As things began to wind down McLeish made another change, this time subbing off Barry Bannan in favor of Marc Albrighton. Bannan was the only creative player left on the pitch for Villa, while Albrighton looks completely out of sort and not at all a threat until his confidence receives a much needed boost. Still, Albrighton is undeniably talented and can send in a good ball from all over the place; there's a case to be made for bringing him on. But why for Bannan? Despite being down a goal, Villa were still playing with four at the back. Three of them are natural center backs, with Carlos Cuellar making his return in place of the injured Alan Hutton. Why take off an attacking player (who'd had a fine day no less) instead of, say, Stephen Warnock? What's the worst that could happen; you lose by more? Who gives even a hint of a damn? And let's say Bannan was just out of gas. He didn't look it, but McLeish is around these players every day and I'm willing to give him the benefit of the doubt. Why take N'Zogbia (who was clearly not out of gas) off for Heskey instead of Bannan? That way you've gotten the fatigued player off the pitch, brought on Heskey who McLeish appears to have some sort of platonic but still rather creepy fascination with and still give yourself the chance to pull a defender in favor of an attacking player later in the game should it still be necessary.

The mind boggles. And I know that nitpicking coaching decisions is trite and predictable and so forth, but for heaven's sake; the tactical approach in this game was so negative that Alex McLeish thought it was more important to keep a four-man back line and play a striker in defensive midfield rather than attempting to push forward for an equalizer. This was everything people feared when McLeish was hired, yet somehow worse. This was like a worst-case scenario I would use as a hypothetical example of the kind of crazy things people were saying McLeish might do just to make his hiring seem worse. And he actually did it! It would almost be fascinating if it weren't so depressing.

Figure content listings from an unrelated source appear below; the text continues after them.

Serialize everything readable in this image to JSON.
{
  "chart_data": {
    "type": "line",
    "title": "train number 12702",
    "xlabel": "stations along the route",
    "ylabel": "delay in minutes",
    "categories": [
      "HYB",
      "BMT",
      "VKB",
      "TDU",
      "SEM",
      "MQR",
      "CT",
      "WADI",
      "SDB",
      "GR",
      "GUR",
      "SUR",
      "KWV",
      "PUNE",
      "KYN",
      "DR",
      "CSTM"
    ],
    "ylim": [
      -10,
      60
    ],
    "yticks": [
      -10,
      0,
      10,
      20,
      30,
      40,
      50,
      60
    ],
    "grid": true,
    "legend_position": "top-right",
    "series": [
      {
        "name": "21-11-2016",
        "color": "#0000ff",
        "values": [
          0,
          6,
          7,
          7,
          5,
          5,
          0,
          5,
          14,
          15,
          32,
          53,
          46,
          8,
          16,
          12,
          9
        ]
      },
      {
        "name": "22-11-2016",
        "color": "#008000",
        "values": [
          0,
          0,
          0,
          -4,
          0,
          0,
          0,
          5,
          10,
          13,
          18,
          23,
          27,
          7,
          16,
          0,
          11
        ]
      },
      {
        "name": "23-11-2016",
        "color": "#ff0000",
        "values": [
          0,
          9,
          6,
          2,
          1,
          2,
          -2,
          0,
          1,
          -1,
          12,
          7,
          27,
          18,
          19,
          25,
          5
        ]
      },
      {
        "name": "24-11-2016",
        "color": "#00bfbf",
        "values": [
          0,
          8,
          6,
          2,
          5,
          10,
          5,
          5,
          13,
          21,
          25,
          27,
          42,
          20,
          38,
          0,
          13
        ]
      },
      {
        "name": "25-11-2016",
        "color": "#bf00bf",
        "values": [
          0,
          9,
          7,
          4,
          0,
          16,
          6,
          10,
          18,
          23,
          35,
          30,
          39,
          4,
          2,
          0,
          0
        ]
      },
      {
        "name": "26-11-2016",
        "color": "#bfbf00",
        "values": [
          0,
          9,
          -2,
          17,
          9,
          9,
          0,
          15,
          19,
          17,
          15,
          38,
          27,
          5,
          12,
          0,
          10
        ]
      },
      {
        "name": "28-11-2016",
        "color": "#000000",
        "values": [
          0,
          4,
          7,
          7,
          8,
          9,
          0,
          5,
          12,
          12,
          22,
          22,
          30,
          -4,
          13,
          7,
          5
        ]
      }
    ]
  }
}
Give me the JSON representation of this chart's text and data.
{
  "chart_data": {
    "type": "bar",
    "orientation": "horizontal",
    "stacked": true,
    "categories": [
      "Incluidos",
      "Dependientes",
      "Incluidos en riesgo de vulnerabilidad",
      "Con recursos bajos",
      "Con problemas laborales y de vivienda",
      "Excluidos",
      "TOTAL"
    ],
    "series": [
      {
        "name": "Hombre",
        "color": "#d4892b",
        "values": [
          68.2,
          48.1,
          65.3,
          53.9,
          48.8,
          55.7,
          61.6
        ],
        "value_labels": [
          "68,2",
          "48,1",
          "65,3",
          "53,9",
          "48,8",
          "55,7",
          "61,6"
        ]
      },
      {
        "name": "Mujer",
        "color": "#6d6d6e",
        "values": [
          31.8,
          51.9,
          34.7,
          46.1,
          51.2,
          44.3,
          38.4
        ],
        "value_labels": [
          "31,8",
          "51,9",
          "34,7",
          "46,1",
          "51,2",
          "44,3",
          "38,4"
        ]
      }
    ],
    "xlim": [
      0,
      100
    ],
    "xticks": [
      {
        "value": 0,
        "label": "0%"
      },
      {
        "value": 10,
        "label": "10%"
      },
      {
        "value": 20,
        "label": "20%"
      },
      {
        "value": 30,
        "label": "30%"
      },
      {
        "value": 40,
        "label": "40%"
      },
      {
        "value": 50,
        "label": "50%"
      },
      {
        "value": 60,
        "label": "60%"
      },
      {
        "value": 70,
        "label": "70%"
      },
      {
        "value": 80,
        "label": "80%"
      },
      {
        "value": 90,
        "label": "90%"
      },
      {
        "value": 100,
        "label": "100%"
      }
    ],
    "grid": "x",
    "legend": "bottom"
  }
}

Add in Alan Hutton's horrific challenge that has by all appearances seriously injured Shane Long -the kind of challenge that makes me actively hate players wearing the shirt of the team I support- and McLeish actually defending that challenge in post-game interviews, and you'll understand my current sour state in terms of my relationship with Aston Villa Football Club. I love this team. I will always love this team. But wow do games like these make that love feel completely unrequited (which rationally it is but you know what I mean.) It's just been the nine games and the odds are good McLeish will get at least two or three seasons. That's plenty of time to turn things around (or, alternatively, plenty of time for me to get used to this kind of thing) but this season has not been pleasant so far. Even at the lowest point of last season, I never felt this depressed. I mean yeah, Villa was a bad team for a good chunk of the time, but they were a young team too, with fun and exciting players like Albrighton and Ciaran Clark playing major roles. Now they're a team on which Emile Heskey plays holding midfield.

I'm sure I'm overreacting. It's a thing I do sometimes. By next weekend I'll probably be optimistic again. But I won't be quite as optimistic as I was today, and today I wasn't as optimistic as I was last week, and so on. And I can't imagine I'm alone.